Until 2001, a relatively small number of serum and urine electrophoresis samples were tested manually at Homerton. Samples with abnormal bands were sent to a specialised laboratory which meant turnaround times were slow. In 2002, a new agarose gel electrophoresis system was installed and application of discretionary or reflex testing was introduced with a globulin level of ?40g/L. After detecting previously unknown positive monoclonal proteins, the globulin level was reduced to ?38g/L. As the number of unknown monoclonal proteins detected has since increased, the question has been raised if it should be reduced further. Possible reasons for these newly detected monoclonal proteins could be the lack of sensitivity of earlier methods or the diverse local patient population. Consequently, the number of electrophoresis samples tested significantly increased and this led to the installation of an automated capillary electrophoresis system in 2004. Although there was some reservations about the application of this new interpretive approach, results with capillary electrophoresis correlated well with those from gel electrophoresis.
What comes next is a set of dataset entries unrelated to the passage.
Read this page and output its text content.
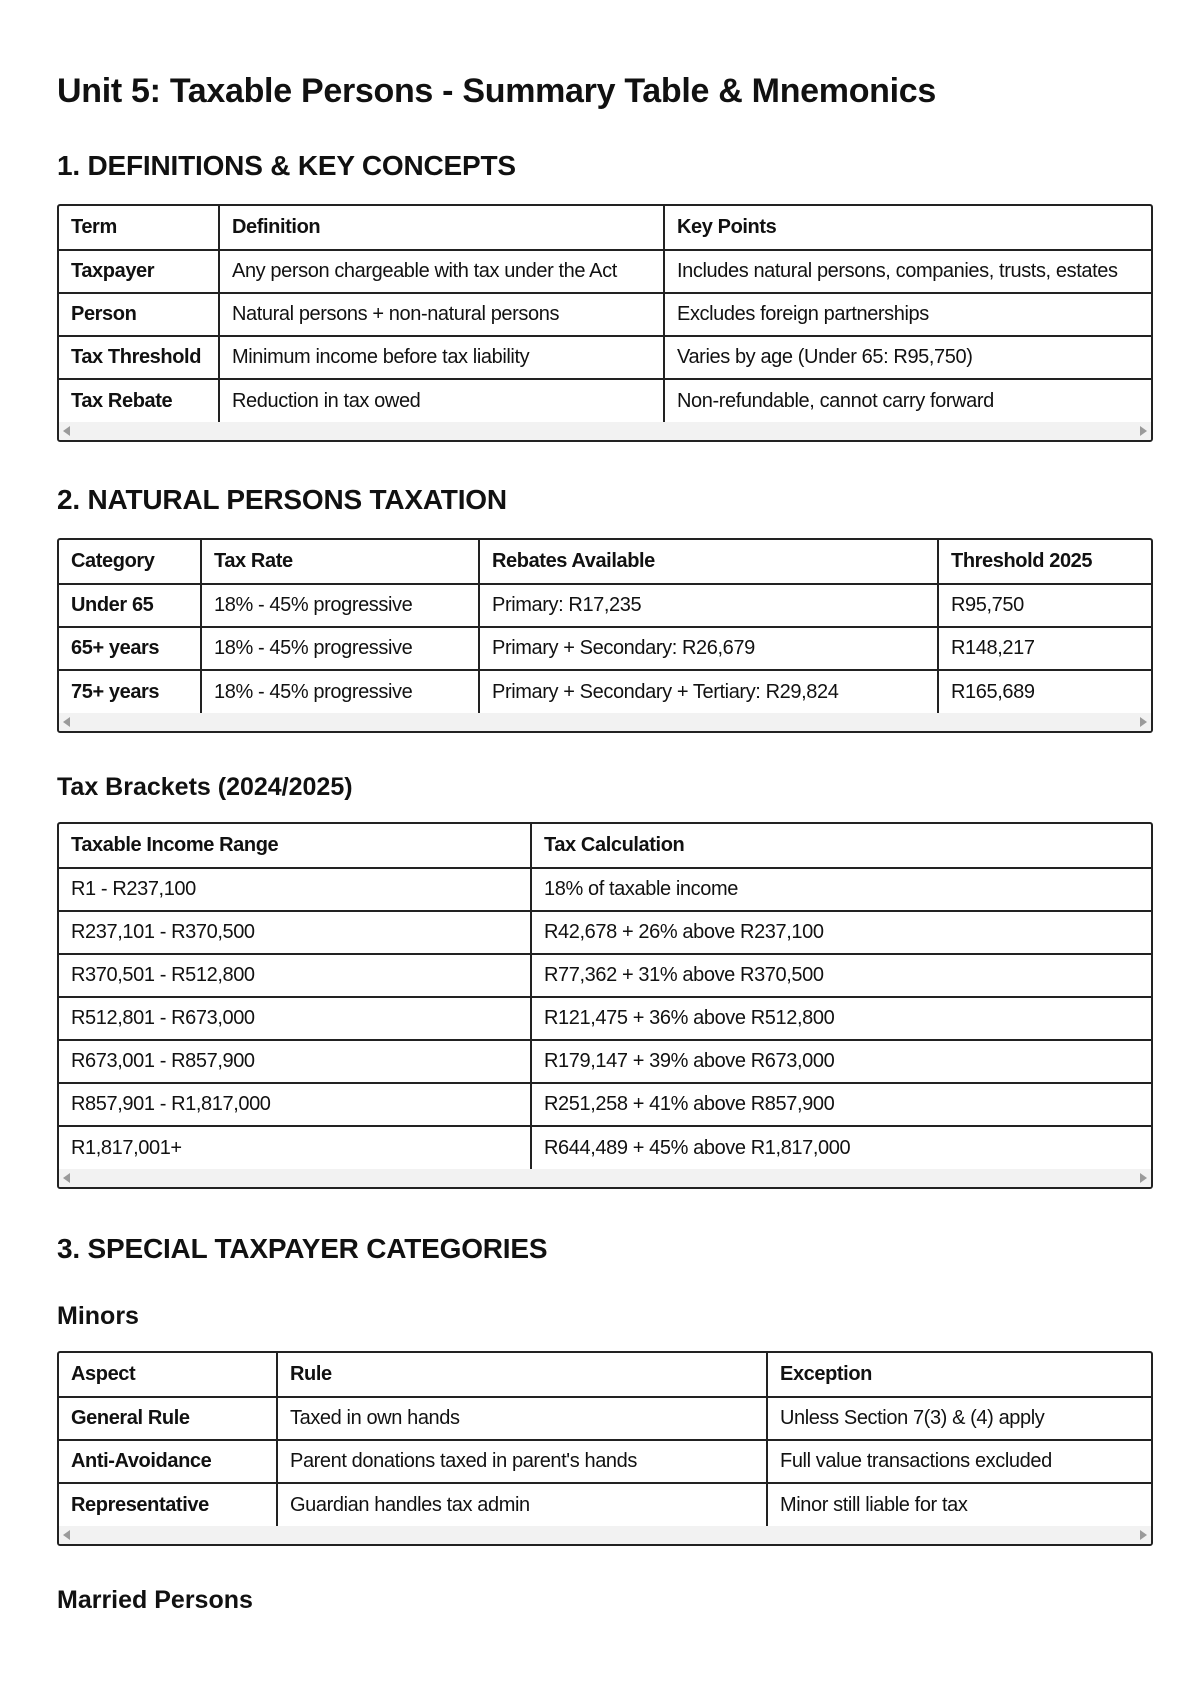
Unit 5: Taxable Persons - Summary Table & Mnemonics
1. DEFINITIONS & KEY CONCEPTS
Term	Definition	Key Points
Taxpayer	Any person chargeable with tax under the Act	Includes natural persons, companies, trusts, estates
Person	Natural persons + non-natural persons	Excludes foreign partnerships
Tax Threshold	Minimum income before tax liability	Varies by age (Under 65: R95,750)
Tax Rebate	Reduction in tax owed	Non-refundable, cannot carry forward
2. NATURAL PERSONS TAXATION
Category	Tax Rate	Rebates Available	Threshold 2025
Under 65	18% - 45% progressive	Primary: R17,235	R95,750
65+ years	18% - 45% progressive	Primary + Secondary: R26,679	R148,217
75+ years	18% - 45% progressive	Primary + Secondary + Tertiary: R29,824	R165,689
Tax Brackets (2024/2025)
Taxable Income Range	Tax Calculation
R1 - R237,100	18% of taxable income
R237,101 - R370,500	R42,678 + 26% above R237,100
R370,501 - R512,800	R77,362 + 31% above R370,500
R512,801 - R673,000	R121,475 + 36% above R512,800
R673,001 - R857,900	R179,147 + 39% above R673,000
R857,901 - R1,817,000	R251,258 + 41% above R857,900
R1,817,001+	R644,489 + 45% above R1,817,000
3. SPECIAL TAXPAYER CATEGORIES
Minors
Aspect	Rule	Exception
General Rule	Taxed in own hands	Unless Section 7(3) & (4) apply
Anti-Avoidance	Parent donations taxed in parent's hands	Full value transactions excluded
Representative	Guardian handles tax admin	Minor still liable for tax
Married Persons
A snapshot of patient results for 2007 showed a total of 249 new monoclonal proteins were identified for a population of around 260,000 and a globulin threshold of ?38 g/L. These results raised further questions and so in September 2008, the globulin level was reduced to ?35g/L. In the seven months following this change, the number of new cases totalled 349 and represented almost two per cent of all electrophoresis samples tested.
Discretionary electrophoresis testing using a reduced globulin threshold is not uncommon, however, reducing the globulin level below 35 g/L could be classed as unethical. Small paraproteins may be identified earlier when the globulin level is reduced, but as they could remain small and never present issues – at what point is it correct and ethical to detect them? Do patients need, or indeed want to know earlier, if there is little they can do about it? Moving forward, a clearly defined reporting system between biomedical scientists, clinicians and general practitioners, needs to be established using an agreed globulin threshold.
Ongoing initiative
An informative and diverse seminar programme combined with guest speakers from pre-eminent trusts across the country ensured that the event was both well attended and well received. The Royal Holloway seminar forms part of an ongoing initiative by Sebia UK to help clinical laboratory personnel make best use of their professional skills and understand the context of their work. In addition to external seminars, advice and support is also provided through onsite training and electrophoresis workshops held in the fully equipped laboratory at the Sebia offices in Camberley.